Comme je l'avais évoqué récemment, je voudrais parler un peu de la théorie mathématique du marchandage coopératif (selon Nash).
Je me suis senti motivé, donc, une fois n'est pas coutume j'ai fait des dessins[#] (en SVG, produits avec TikZ) pour illustrer le billet, j'espère qu'ils aideront à comprendre ce que je raconte.
[#] Désolé si les
étiquettes sont en anglais : à l'origine j'ai fait ça pour
un petit
fil BlueSky (dont ce billet est en quelque sorte la version
étendue), et je n'ai pas voulu changer ensuite. Mais accessoirement,
je n'ai pas trouvé de traduction française satisfaisante pour le
mot settlement
: j'ai écrit des choses comme accord
négocié
(ou point négocié
) dans le corps du texte, et c'est
long et lourd.
En contrepartie, il faut que je reconnaisse que, comme souvent mais peut-être encore plus que d'habitude, ce billet bordélique souffre du défaut que je ne sais pas bien à quel niveau mathématique je veux me placer : il y a des passages qui ne supposent aucune connaissance mathématique, d'autres où je suppose le lecteur familier avec des notions comme celle de partie convexe, de différentielle, ce genre de choses, et je passe de l'un à l'autre de façon pas super cohérente ; il y a des passages où j'essaie de parler de façon purement géométrique et sans aucun symbole, d'autres où je me suis trouvé obligé à écrire des formules, ce qui gâche un peu l'effort fait pour ne pas en mettre ; parfois je redis la même chose de plein de façons différentes et tout ça est mal séparé. (En plus de ça, j'avais commencé par écrire quelque chose de complètement faux[#2] : j'ai rectifié comme j'ai pu, ce qui a donné naissance à la quatrième partie du billet, mais du coup j'ai dû faire pas mal de repentirs, ce qui a certainement cassé des choses, au moins le fil de mes pensées.) Et puis, comme souvent, il y a plein de notes en bas de paragraphe qui sont destinées à apporter des éclaircissements sur tel ou tel point mais qui, peut-être, rendent la lecture d'autant plus compliquée.
[#2] À savoir que la rentabilité de la défense, que je vais définir ci-dessous, vaut toujours exactement ½, ce qui est manifestement absurde.
Bref, j'espère que c'est quand même assez compréhensible. Les lecteurs non mathématiciens peuvent sans doute sauter les passages où il y a des calculs ou des démonstrations, on doit pouvoir tirer quelque chose du reste. (La question de savoir si ce quelque chose est vraiment intéressant, en revanche, est laissé en exercice au lecteur.)

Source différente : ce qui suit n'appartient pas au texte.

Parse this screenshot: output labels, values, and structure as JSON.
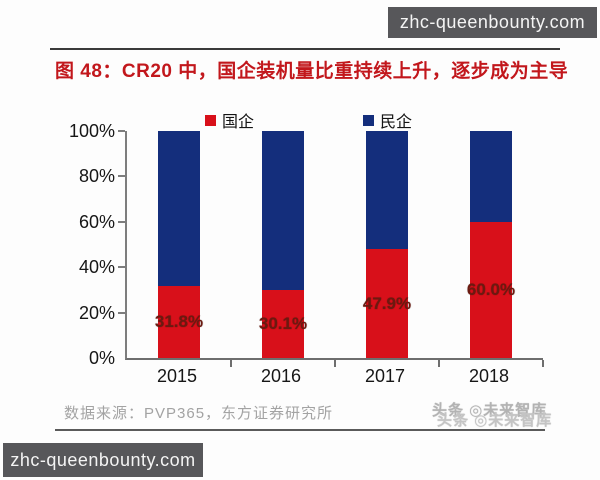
{
  "watermarks": {
    "site_top": "zhc-queenbounty.com",
    "site_bottom": "zhc-queenbounty.com",
    "ghost": "头条 ◎未来智库"
  },
  "figure": {
    "title": "图 48：CR20 中，国企装机量比重持续上升，逐步成为主导",
    "source": "数据来源：PVP365，东方证券研究所"
  },
  "chart_data": {
    "type": "bar",
    "stacked": true,
    "title": "CR20 中，国企装机量比重持续上升，逐步成为主导",
    "categories": [
      "2015",
      "2016",
      "2017",
      "2018"
    ],
    "series": [
      {
        "name": "国企",
        "color": "#d8101a",
        "values": [
          31.8,
          30.1,
          47.9,
          60.0
        ],
        "labels": [
          "31.8%",
          "30.1%",
          "47.9%",
          "60.0%"
        ]
      },
      {
        "name": "民企",
        "color": "#142e7c",
        "values": [
          68.2,
          69.9,
          52.1,
          40.0
        ]
      }
    ],
    "y_ticks": [
      "0%",
      "20%",
      "40%",
      "60%",
      "80%",
      "100%"
    ],
    "ylim": [
      0,
      100
    ],
    "grid": false,
    "legend_position": "top",
    "label_color": "#6b1a10",
    "xlabel": "",
    "ylabel": ""
  }
}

Pour ceux qui veulent une description mathématiquement plus précise que cette sorte de vulgarisation bâtarde, je renvoie principalement à l'article de Nash de 1953 Two-Person Cooperative Games (qu'on pourra aussi trouver ici), ainsi qu'à un plus ancien, The Bargaining Problem, mais aussi, par exemple, le livre de Damme, Stability and Perfection of Nash Equilibria (Springer 1991), chapitre 7 ; ce sont là mes sources essentielles pour ce que je raconte.
Plan
Description du problème
De quoi s'agit-il, donc ?
La situation qu'on cherche à modéliser mathématiquement ici
est la suivante : on a deux joueurs (appelons-les Alice et Bob),
parfaitement égoïstes, parfaitement rationnels et parfaitement bien
informés, qui cherchent à négocier quelque chose, typiquement le
partage d'une ressource ou n'importe quelle forme
d'accord[#3]. L'idée est la
suivante : Alice et Bob vont négocier un accord, et s'ils y
parviennent (l'accord doit être accepté par les deux parties), tant
mieux, sinon, ils se feront la guerre. Quand j'écris
ils se feront
la guerre
, ce n'est pas forcément à prendre au sens littéral, mais
c'est une situation défavorable qui résulte de l'absence d'accord (par
exemple, ça peut simplement être le fait que la ressource à partager
est perdue pour les deux joueurs). La négociation se fait donc sous
la menace[#4] de cette
situation par défaut (la guerre). Comme j'ai supposé mes joueurs
parfaitement bien informés, cela suppose notamment qu'ils connaissent
l'issue espérée[#5] de la
guerre pour chacun des deux. Cette issue de la guerre est supposée
défavorable pour les deux joueurs (si l'un des deux joueurs a plus à
gagner à faire la guerre qu'à négocier, évidemment il ne va pas
négocier).
[#3] Exemple de situation qu'on peut analyser sous l'angle de la théorie évoquée dans ce billet, et qui aidera peut-être à comprendre de quoi ça cause : deux forces politiques envisagent de s'allier pour former un gouvernement (ou pour voter un budget, ou pour se présenter de façon commune à une élection). La négociation porte sur le programme commun : l'espace des programmes politiques possibles est, évidemment, extrêmement vaste, mais on ne reflète ici que sa projection sur le plan de l'utilité des deux forces en question. La « guerre » dont il est question est, alors, le fait que le pays n'ait pas de gouvernement, ou de budget, ou que d'autres partis en forment, ou encore de perdre les élections.
[#4] Les termes
de menace
et de guerre
sont donc essentiellement
interchangeables dans la suite, à ceci près que la menace est la
potentialité de la guerre tandis que la guerre est sa réalisation.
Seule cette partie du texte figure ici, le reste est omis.